Proses sosialisasi itu dilakukan oleh agen-agen sosialisasi. Agen sosialisasi terutama adalah orang-orang yang secara sosial dilegitimasi oleh masyarakat untuk menjadi penjaga nilai-nilai budaya dalam masyarakat seperti kyai, guru atau tokoh adat. Selain itu, sosialisasi juga pertama dan terutama sekali dilakukan di dalam institusi keluarga dengan orang tua sebagai agen utama sosialisasi. Selain agen sosialisasi yang memang dilegitimasi secara sosial, sebetulnya setiap indidu dalam masyarakat juga dapat menjadi agen sosialisasi.

Proses pewarisan kebudayaan ini menjamin kelestarian kebudayaan. Masyarakat memiliki kecenderungan untuk melestarikan kebudayaan yang dimilikinya sehingga dapat mencapai tingkat kemapanan tertentu.

4. Bersifat Adaptif

Kebudayaan memiliki kemampuan untuk menyesuaikan diri dengan berbagai keadaan. Tingkat kemampuan itu berbeda-beda antara satu masyarakat dengan masyarakat lain. Ada masyarakat yang memiliki budaya dengan kemampuan adaptasi yang sangat tinggi. Ini karena nilai-nilai budaya yang dimiliki cenderung bersifat lentur dan terbuka. Masyarakat perkotaan sebagian besar termasuk dalam kategori ini. Sebaliknya, ada masyarakat yang memiliki nilai-nilai budaya yang cenderung tertutup sehingga kemampuan adaptabilitasnya rendah. Beberapa komunitas masyarakat adat di Indonesia masih mempertahankan keasliannya di tengah perubahan sosial yang luar biasa seperti di Kampung Naga Jawa Barat.

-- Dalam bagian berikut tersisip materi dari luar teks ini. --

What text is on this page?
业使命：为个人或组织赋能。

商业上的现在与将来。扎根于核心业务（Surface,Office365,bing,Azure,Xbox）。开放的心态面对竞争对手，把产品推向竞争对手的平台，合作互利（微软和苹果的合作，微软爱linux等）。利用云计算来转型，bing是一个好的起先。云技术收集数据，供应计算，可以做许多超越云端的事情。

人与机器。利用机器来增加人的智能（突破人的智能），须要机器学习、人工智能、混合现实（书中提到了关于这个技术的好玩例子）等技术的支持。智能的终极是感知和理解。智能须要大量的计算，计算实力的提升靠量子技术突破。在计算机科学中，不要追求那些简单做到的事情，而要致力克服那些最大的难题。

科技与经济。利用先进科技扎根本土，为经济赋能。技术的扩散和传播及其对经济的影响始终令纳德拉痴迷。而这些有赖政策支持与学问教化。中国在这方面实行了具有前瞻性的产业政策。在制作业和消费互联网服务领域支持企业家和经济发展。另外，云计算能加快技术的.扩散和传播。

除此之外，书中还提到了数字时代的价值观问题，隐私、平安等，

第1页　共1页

Kemampuan adaptabilitas juga berbeda-beda pada elemen budaya yang berbeda. Elemen budaya tertentu yang bernilai sakral cenderung memiliki kemampuan adaptabilitas yang lebih rendah daripada elemen budaya lain yang tidak dipandang sakral oleh masyarakat. Keyakinan keagamaan adalah sesuatu yang dianggap sakral, sebab itu relatif tidak banyak mengalami perubahan, sementara elemen budaya seperti gaya hidup atau gaya berpakaian yang tidak dianggap sakral memiliki daya lentur yang sangat luar biasa sehingga perubahannya juga luar biasa cepat.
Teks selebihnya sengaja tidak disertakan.